The author of Men in Prison served five years in French penitentiaries
(1912-1917) for the crime of "criminal association"--in fact for his
courageous refusal to testify against his old comrades, the infamous
"Tragic Bandits" of French anarchism. "While I was still in prison,"
Serge later recalled, "fighting off tuberculosis, insanity, depression,
the spiritual poverty of the men, the brutality of the regulations, I
already saw one kind of justification of that infernal voyage in the
possibility of describing it. Among the thousands who suffer and are
crushed in prison--and how few men really know that prison!--I was
perhaps the only one who could try one day to tell all... There is no
novelist's hero in this novel, unless that terrible machine, prison, is
its real hero. It is not about 'me, ' about a few men, but about men,
all men crushed in that dark corner of society."

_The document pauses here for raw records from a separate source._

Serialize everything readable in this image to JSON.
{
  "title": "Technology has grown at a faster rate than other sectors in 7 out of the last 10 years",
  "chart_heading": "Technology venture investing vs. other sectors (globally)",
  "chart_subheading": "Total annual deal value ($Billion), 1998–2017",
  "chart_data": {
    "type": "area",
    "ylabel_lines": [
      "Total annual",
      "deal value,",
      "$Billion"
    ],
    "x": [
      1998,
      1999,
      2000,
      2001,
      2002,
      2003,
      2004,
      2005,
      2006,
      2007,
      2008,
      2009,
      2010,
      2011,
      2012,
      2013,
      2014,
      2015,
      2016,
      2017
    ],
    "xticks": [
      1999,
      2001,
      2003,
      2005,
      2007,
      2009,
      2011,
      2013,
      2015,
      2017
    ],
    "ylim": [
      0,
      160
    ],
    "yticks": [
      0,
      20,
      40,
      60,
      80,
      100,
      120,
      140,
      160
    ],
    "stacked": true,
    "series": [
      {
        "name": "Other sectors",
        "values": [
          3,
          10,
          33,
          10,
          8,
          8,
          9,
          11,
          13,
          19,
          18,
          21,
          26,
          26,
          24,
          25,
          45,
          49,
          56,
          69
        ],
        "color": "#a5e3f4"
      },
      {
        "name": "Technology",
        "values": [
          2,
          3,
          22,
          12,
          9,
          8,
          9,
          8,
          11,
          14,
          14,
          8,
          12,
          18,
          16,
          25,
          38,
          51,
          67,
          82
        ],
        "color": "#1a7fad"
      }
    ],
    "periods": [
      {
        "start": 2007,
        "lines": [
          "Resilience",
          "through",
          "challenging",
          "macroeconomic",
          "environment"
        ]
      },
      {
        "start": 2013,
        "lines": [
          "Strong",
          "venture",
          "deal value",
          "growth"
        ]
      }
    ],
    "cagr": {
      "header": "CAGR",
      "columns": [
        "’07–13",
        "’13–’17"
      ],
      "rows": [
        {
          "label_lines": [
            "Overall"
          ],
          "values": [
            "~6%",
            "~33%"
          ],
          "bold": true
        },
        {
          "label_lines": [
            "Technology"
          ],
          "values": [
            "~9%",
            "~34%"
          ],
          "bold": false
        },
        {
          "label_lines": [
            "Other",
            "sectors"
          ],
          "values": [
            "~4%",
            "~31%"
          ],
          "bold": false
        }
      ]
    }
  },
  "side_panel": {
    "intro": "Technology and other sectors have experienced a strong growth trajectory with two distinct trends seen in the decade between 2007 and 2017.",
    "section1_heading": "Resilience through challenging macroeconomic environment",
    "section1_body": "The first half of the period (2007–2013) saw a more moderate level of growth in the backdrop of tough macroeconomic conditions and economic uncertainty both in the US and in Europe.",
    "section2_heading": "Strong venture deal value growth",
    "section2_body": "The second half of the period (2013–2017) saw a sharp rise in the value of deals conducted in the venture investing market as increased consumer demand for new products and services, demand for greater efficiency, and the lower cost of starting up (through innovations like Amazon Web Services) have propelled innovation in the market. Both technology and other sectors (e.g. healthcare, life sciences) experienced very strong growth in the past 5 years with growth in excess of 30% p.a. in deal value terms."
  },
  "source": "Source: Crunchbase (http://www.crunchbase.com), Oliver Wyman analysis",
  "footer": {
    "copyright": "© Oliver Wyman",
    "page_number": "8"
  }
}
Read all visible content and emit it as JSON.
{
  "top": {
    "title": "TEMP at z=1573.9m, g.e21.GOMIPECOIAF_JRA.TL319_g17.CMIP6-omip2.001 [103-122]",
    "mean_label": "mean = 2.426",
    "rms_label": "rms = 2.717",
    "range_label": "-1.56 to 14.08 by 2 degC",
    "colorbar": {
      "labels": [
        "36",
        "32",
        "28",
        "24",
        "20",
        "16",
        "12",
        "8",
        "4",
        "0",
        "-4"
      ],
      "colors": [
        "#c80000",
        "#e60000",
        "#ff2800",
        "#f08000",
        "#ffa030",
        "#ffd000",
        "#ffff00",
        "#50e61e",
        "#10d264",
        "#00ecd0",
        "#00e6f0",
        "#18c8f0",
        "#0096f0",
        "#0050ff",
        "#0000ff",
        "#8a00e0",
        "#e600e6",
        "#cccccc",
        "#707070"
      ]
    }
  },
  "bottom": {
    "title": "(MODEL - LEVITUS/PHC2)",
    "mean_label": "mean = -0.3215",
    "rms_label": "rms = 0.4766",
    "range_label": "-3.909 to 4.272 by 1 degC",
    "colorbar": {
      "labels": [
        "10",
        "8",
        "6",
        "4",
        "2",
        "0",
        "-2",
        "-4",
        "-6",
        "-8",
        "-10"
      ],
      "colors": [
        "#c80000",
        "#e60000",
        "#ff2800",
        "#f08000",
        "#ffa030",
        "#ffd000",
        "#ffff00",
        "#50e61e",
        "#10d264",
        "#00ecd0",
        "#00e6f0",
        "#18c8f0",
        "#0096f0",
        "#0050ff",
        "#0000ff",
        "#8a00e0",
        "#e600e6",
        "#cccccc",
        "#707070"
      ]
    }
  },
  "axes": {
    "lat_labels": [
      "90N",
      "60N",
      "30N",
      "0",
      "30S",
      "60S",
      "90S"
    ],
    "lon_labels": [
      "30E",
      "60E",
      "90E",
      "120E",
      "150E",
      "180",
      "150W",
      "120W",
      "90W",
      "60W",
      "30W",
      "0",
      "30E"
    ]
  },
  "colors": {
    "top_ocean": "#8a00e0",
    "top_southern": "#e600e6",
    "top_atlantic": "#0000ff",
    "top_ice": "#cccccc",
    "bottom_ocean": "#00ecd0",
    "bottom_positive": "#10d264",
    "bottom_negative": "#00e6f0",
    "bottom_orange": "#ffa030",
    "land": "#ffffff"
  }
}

Ironically, Serge returned to writing upon his release from a GPU prison
in Soviet Russia, where he was arrested as an anti-Stalinist subversive
in 1928. He completed Men in Prison (and two other novels) in
"semi-captivity" before he was rearrested and deported to the Gulag in
1933. Serge's classic prison novel has been compared to Dostoyevsky's
House of the Dead, Koestler's Spanish Testament, Genet's Miracle of
the Rose, and Solzhenitsyn's One Day in the Life of Ivan Denisovitch
both for its authenticity and its artistic achievement.
This edition features a substantial new introduction by translator
Richard Greeman, situating the work in Serge's life and times.